The body’s energy considerations are a major constraint on evolution and on brain evolution in particular. An anatomically bigger brain is more expensive and, in humans, consumes about 20% of your metabolic budget (versus approximately 8–9% for a chimp's brain).[1] Neuronal signaling accounts for most of the cost, about 13% of your entire metabolic budget.

For an engaging narrative on the importance of energy regulation in evolutionary change, written for the general public, see Richard Rangham's Catching Fire.[2] Also see these references.[3][4]

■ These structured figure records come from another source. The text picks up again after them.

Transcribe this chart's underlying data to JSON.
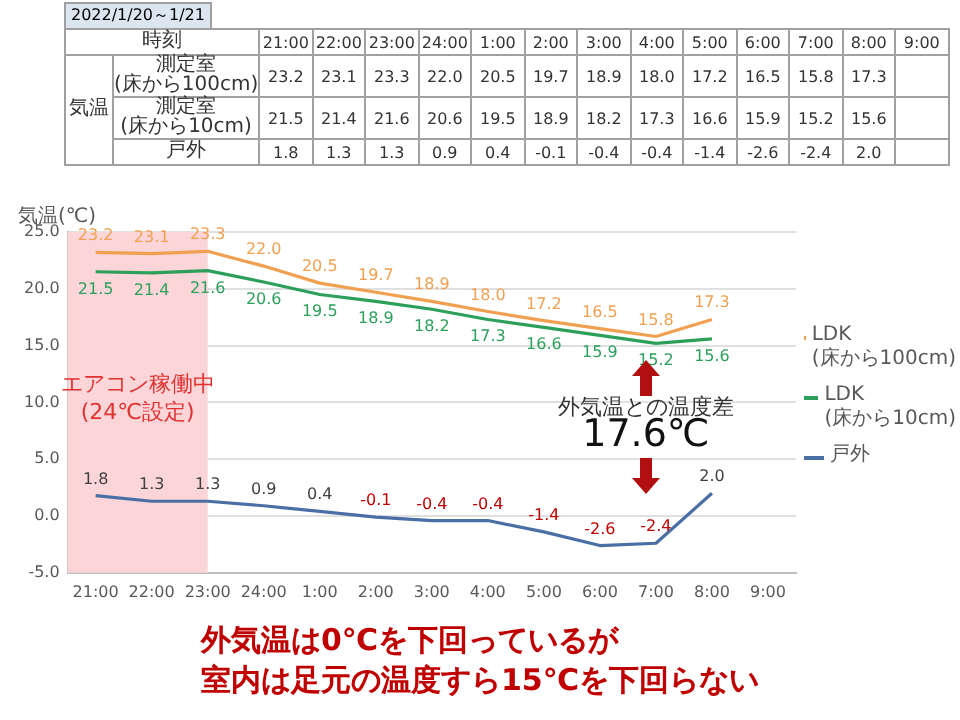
{
  "chart_data": {
    "type": "line",
    "ylabel": "気温(℃)",
    "categories": [
      "21:00",
      "22:00",
      "23:00",
      "24:00",
      "1:00",
      "2:00",
      "3:00",
      "4:00",
      "5:00",
      "6:00",
      "7:00",
      "8:00",
      "9:00"
    ],
    "series": [
      {
        "name": "LDK (床から100cm)",
        "color": "#f0a050",
        "values": [
          23.2,
          23.1,
          23.3,
          22.0,
          20.5,
          19.7,
          18.9,
          18.0,
          17.2,
          16.5,
          15.8,
          17.3,
          null
        ],
        "value_labels": [
          "23.2",
          "23.1",
          "23.3",
          "22.0",
          "20.5",
          "19.7",
          "18.9",
          "18.0",
          "17.2",
          "16.5",
          "15.8",
          "17.3",
          null
        ]
      },
      {
        "name": "LDK (床から10cm)",
        "color": "#2ca05a",
        "values": [
          21.5,
          21.4,
          21.6,
          20.6,
          19.5,
          18.9,
          18.2,
          17.3,
          16.6,
          15.9,
          15.2,
          15.6,
          null
        ],
        "value_labels": [
          "21.5",
          "21.4",
          "21.6",
          "20.6",
          "19.5",
          "18.9",
          "18.2",
          "17.3",
          "16.6",
          "15.9",
          "15.2",
          "15.6",
          null
        ]
      },
      {
        "name": "戸外",
        "color": "#4a6fa5",
        "values": [
          1.8,
          1.3,
          1.3,
          0.9,
          0.4,
          -0.1,
          -0.4,
          -0.4,
          -1.4,
          -2.6,
          -2.4,
          2.0,
          null
        ],
        "value_labels": [
          "1.8",
          "1.3",
          "1.3",
          "0.9",
          "0.4",
          "-0.1",
          "-0.4",
          "-0.4",
          "-1.4",
          "-2.6",
          "-2.4",
          "2.0",
          null
        ]
      }
    ],
    "ylim": [
      -5,
      25
    ],
    "yticks": [
      {
        "value": -5,
        "label": "-5.0"
      },
      {
        "value": 0,
        "label": "0.0"
      },
      {
        "value": 5,
        "label": "5.0"
      },
      {
        "value": 10,
        "label": "10.0"
      },
      {
        "value": 15,
        "label": "15.0"
      },
      {
        "value": 20,
        "label": "20.0"
      },
      {
        "value": 25,
        "label": "25.0"
      }
    ],
    "bands": [
      {
        "axis": "x",
        "from": "21:00",
        "to": "23:00",
        "label": "エアコン稼働中 (24℃設定)",
        "color": "#fbd5d8"
      }
    ],
    "annotations": [
      "2022/1/20～1/21",
      "時刻",
      "気温",
      "測定室 (床から100cm)",
      "測定室 (床から10cm)",
      "戸外",
      "外気温との温度差",
      "17.6℃",
      "外気温は0℃を下回っているが",
      "室内は足元の温度すら15℃を下回らない"
    ],
    "grid": "y",
    "legend": "right",
    "marker": "none",
    "line_style": "solid"
  }
}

For readings on the energetic costs of brain function and brain evolution, see these references.[5][6][7][8]

In Darwin's words

"... natural selection is continually trying to economize in every part of the organization.... it will profit the individual not to have its nutriment wasted...." (Darwin, 1859, p. 137)[9]


References

  1. Clarke, Donald D, and Louis Sokoloff. 1999. "Circulation and Energy Metabolism of the Brain." In Basic Neurochemistry: Molecular, Cellular and Medical Aspects, sixth edition, edited by George J. Siegel, Bernard W. Agranoff, R. Wayne Albers, Stephen K. Fisher, and Michael D. Uhler, 637–670. Philadelphia, PA: Lippincott-Raven.
  2. Wrangham, Richard. 2010. Catching Fire: How Cooking Made Us Human. Philadelphia: Perseus Books.
  3. Lane, Nick. 2014. “Bioenergetic Constraints on the Evolution of Complex Life.” Cold Spring Harbor Perspectives in Biology 6 (5): a015982.
  4. Pontzer, Herman. 2015. "Energy Expenditure in Humans and Other Primates: A New Synthesis." Annual Review of Anthropology 44: 169–187.
  5. Alexandre, Zenon, Oleg Solopchuk, and Giovanni Pezzulo. 2019. “An Information-Theoretic Perspective on the Costs of Cognition.” Neuropsychologia 123: 5–18.
  6. Bullmore, Ed, and Olaf Sporns. 2012. “The Economy of Brain Network Organization.” Nature Reviews Neuroscience 13 (5): 336–349.
  7. Kuzawa, Christopher W., Harry T. Chugani, Lawrence I. Grossman, Leonard Lipovich, Otto Muzik, Patrick R. Hof, Derek E. Wildman, Chet C. Sherwood, William R. Leonard, and Nicholas Lange. 2014. “Metabolic Costs and Evolutionary Implications of Human Brain Development.” Proceedings of the National Academy of Sciences 111 (36): 13010–13015.
  8. Sterling, Peter and Simon Laughlin. 2015. Principles of Neural Design. Cambridge MA: MIT Press.
  9. Darwin, Charles. (1859) 2003. On the Origin of Species. Facsimile edition. Cambridge, MA: Harvard University Press.